Europe’s region-wide Stoxx 600 gave up most of its early gains to trade flat. France’s Cac 40 and London’s FTSE 100 were up 0.2 per cent.
Investors awaited the start of a European Central Bank conference in Portugal, where the introductory speech by President Christine Lagarde will be scrutinised for any indication of future monetary policy in the eurozone.
Economists said the ECB would be swayed by inflation figures due on Friday. Price growth is expected to come in at 5.7 per cent in the year to June, compared with 6.1 per cent a month earlier.
Yet rate-setters are likely to remain concerned over the region’s underlying price pressures. Core inflation, which strips out volatile food and energy prices, is expected to have accelerated this month, necessitating further ECB tightening.
Wall Street futures rose, with contracts tracking the benchmark S&P 500 index adding 0.3 per cent while those tracking the tech-heavy Nasdaq 100 gained 0.4 per cent ahead of the New York open.

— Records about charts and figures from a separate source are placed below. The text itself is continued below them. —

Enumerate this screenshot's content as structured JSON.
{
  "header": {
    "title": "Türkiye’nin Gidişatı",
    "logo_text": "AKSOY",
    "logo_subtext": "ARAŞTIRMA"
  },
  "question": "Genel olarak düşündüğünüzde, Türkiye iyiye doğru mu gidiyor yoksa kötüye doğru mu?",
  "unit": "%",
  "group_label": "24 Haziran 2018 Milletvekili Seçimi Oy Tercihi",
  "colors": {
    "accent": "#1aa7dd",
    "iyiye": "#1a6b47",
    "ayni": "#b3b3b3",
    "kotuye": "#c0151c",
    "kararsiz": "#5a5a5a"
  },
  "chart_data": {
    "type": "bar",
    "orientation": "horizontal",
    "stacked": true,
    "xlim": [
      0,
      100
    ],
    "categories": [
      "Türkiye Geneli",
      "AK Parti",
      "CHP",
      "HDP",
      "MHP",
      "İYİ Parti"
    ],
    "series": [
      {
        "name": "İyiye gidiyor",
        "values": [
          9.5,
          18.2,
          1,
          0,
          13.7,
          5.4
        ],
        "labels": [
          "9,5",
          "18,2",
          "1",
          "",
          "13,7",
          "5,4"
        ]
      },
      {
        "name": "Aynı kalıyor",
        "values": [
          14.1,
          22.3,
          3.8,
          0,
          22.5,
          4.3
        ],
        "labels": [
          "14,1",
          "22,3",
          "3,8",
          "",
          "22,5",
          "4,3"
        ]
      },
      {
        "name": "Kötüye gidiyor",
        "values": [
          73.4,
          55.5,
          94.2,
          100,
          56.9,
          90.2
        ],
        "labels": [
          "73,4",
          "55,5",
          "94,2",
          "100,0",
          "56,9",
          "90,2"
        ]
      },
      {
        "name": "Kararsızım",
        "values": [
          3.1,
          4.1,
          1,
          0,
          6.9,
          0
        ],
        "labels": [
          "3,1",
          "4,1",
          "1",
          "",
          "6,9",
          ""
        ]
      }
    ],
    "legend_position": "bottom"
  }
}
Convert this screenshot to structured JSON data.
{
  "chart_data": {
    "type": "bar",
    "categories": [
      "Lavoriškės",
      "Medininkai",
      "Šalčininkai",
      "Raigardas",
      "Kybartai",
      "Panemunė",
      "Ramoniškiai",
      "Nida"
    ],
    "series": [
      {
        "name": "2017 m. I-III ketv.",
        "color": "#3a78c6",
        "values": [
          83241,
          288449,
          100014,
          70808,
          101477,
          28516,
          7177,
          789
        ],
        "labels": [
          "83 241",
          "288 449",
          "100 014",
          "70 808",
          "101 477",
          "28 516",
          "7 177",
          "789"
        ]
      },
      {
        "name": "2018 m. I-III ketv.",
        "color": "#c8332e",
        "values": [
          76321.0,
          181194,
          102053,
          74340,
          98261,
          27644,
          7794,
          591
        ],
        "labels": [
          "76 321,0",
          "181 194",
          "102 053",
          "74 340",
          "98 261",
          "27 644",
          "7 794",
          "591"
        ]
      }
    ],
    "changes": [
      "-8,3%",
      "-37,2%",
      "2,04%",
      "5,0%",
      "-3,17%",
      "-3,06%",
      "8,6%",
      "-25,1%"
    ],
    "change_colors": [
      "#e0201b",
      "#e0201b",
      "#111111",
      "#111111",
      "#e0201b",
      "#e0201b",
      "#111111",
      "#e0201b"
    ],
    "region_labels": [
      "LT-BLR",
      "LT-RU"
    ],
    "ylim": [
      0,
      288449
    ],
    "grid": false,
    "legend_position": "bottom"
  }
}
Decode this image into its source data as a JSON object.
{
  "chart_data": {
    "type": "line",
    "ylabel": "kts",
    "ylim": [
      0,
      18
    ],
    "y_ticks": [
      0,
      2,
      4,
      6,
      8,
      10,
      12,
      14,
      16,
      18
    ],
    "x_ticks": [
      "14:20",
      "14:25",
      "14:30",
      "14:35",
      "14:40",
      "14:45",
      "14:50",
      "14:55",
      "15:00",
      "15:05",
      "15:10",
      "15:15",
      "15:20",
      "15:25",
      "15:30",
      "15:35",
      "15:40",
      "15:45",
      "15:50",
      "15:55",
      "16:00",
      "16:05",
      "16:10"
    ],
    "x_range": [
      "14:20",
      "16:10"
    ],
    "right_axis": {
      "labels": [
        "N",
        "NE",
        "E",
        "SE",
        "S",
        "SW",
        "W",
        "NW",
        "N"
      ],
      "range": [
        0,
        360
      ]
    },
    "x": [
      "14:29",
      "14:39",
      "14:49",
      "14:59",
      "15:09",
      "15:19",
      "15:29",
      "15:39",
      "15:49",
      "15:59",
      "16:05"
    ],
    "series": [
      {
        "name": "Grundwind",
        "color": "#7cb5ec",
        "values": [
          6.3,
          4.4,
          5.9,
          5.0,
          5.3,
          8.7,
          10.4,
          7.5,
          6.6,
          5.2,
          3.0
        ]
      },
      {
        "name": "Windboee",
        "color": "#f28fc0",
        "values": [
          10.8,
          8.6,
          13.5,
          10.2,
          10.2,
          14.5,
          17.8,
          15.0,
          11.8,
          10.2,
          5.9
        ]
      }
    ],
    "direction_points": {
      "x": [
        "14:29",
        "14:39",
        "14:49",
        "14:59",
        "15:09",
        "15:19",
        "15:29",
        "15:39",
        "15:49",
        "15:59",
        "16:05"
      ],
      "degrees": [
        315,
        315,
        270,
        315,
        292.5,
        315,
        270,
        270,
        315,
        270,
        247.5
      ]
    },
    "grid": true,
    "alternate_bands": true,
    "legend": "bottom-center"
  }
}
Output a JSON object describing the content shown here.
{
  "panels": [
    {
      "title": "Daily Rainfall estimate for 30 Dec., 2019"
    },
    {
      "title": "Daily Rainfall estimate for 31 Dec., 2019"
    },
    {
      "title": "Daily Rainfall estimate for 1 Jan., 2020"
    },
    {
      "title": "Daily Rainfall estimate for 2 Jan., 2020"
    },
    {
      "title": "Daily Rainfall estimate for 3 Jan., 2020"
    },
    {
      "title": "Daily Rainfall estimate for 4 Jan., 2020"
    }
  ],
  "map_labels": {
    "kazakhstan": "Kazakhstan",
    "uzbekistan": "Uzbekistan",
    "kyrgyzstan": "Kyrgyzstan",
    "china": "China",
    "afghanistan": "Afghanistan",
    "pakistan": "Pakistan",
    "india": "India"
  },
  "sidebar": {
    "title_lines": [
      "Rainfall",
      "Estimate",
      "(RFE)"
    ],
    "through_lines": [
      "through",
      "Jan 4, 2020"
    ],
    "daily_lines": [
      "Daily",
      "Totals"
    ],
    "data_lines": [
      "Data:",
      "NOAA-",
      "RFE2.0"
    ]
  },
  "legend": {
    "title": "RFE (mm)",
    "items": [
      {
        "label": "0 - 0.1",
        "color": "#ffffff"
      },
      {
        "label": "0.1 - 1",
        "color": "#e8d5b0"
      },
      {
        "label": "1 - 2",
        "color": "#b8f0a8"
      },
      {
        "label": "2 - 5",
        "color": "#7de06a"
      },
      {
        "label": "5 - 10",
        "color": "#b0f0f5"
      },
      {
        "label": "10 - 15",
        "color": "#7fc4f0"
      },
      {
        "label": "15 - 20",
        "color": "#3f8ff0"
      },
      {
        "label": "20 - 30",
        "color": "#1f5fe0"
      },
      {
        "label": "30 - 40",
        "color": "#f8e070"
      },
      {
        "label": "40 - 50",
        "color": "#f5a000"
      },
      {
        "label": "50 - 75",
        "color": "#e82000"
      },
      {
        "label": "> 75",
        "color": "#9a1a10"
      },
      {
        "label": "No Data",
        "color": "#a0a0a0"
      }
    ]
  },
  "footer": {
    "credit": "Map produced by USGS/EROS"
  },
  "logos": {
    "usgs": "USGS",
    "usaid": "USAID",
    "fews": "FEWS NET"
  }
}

Oil prices steadied after the weekend’s armed mutiny in Russia raised serious questions about the outlook for Putin’s regime and doubts over crude output from one of the world’s top suppliers.
International benchmark Brent crude traded 0.4 per cent higher at $74.53 a barrel while the US marker, West Texas Intermediate, rose 0.5 per cent to $69.73.
In China, equity markets were up, with Hong Kong’s Hang Seng index rising 1.9 per cent and China’s CSI 300 gaining 0.9 per cent.
Investors welcomed the assurance that China’s officials intended to support growth in the world’s second-largest economy, which has struggled to pick up steam this year since reopening after the pandemic.
China’s premier Li Qiang gave a speech at the World Economic Forum’s Annual Meeting of the New Champions, known as the “Summer Davos”, relaying Beijing’s intentions to enact more effective policies to bolster domestic demand.
Policymakers this month cut benchmark interest rates in an attempt to stimulate growth, but economists anticipate a range of further support measures over coming months.